The early-morning rumbling shook up the block. It hadn't sounded this loud around here in two years. That's about how long the once-notorious Big Stop Foods in north Minneapolis had been shut down.

Under a bright sun and clear blue skies, the store in the resurgent Jordan neighborhood was reduced to rubble Thursday.

"This is to the liberation of the North Side and the exorcism of crime from this neighborhood," proclaimed Council Member Don Samuels during a champagne toast. He was with a small, smiling contingent of Jordan residents who helped him cut his political teeth in front of the same store five years ago.

"Cheers!" they said, lifting their plastic cups in the air as the big, yellow bulldozer took another "whack" at the one-story brick-and-glass structure.

Unbeknownst to many residents and neighborhood leaders, the city had secretly laid plans to demolish the controversial corner convenience store at 26th and Knox Avenues N.

During a near six-year span, the Big Stop had been a refuge for teenage drug dealers, the scene of a brutal murder and, when a riot started across the street, the site where two Star Tribune reporters were beaten in an incident that drew national attention.

Subsequently, Big Stop became a target of police, who docked their "Big Blue" mobile command unit there and held news conferences to announce new crime-fighting initiatives. It sparked the creation of the city's Grocery Store Task Force, which keeps an eye on everything from fire code and food safety to police calls at stores around the city that are reputed trouble spots.

"This store was responsible for creating a domestic terrorist zone," Samuels said.

In 2005, activity around Big Stop prompted more than 200 police calls. Two months after the store's operating license was revoked in April 2006, calls to the area dropped almost 100 percent.

The city recently purchased the site at 1800 26th Av. N. for $190,000, well below market value, to ensure another problem business would not take Big Stop's place.

Demolition talk surfaced. So did the idea of creating single-family housing on the site. But the area has one of the city's highest foreclosure rates.

So demolition won.

"I'm ecstatic," said longtime Jordan resident Deb Wagner, who lives a block from the store.
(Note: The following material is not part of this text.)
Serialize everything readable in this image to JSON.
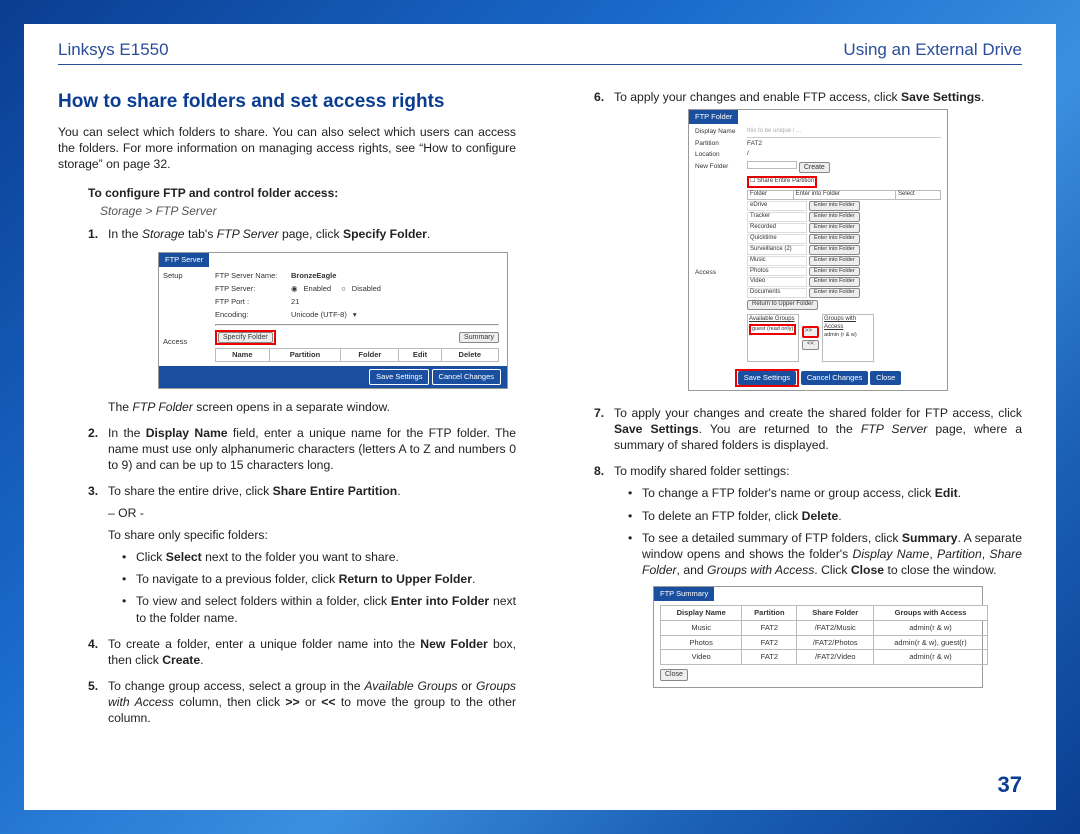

She recalled her neighbors -- many of whom eventually moved away -- picketing in front of the store, begging and pleading with drug peddlers to leave.
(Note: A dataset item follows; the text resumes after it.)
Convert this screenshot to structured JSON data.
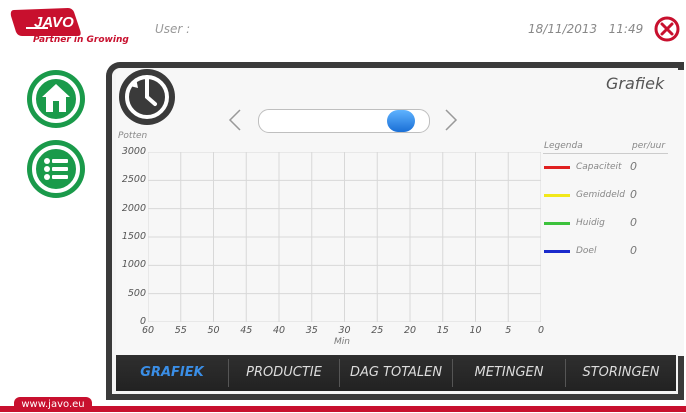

"If the store had been of value to the area, it would still be here," Wagner said.

The occasion was momentous enough that Inspector Mike Martin, head of the Minneapolis Police's Fourth Precinct, let the public consumption of alcohol slide, albeit under his close watch.

"This is a great day for the Jordan area," he said. "The neighborhood worked really hard for this," said Martin, who was taking pictures to show his unit later.

"Probably every cop on the North Side has answered calls to this place," Martin added. "They will be glad it's gone."

Not everybody interested in the site was invited to Thursday's knock-down party.

"I had no idea," said Jerry Moore, executive director of the Jordan Area Community Council (JACC). "We didn't get the city's memo that this was happening."

Moore and Benjamin Myers, JACC's board chairman, were among a collective who had proposed the spot be used for an office site or a small minority-owned business. He acknowledges tension between Samuels and the current JACC board.

Moore also said he understands the symbolic downfall of the store, but hopes the site will become more than green space.

"We can all come to a consensus that this was not the right place for a store," Moore said. "Now we have to ask ourselves, 'Are we removing the building or the element? Are we doing enough to ensure the element is gone for good?'"

Ann Yin, another longtime resident, thinks the answer is yes.

"Everybody has put a lot of blood, sweat and tears on this corner -- literally," said Yin. "We know that this will turn into something great, someday."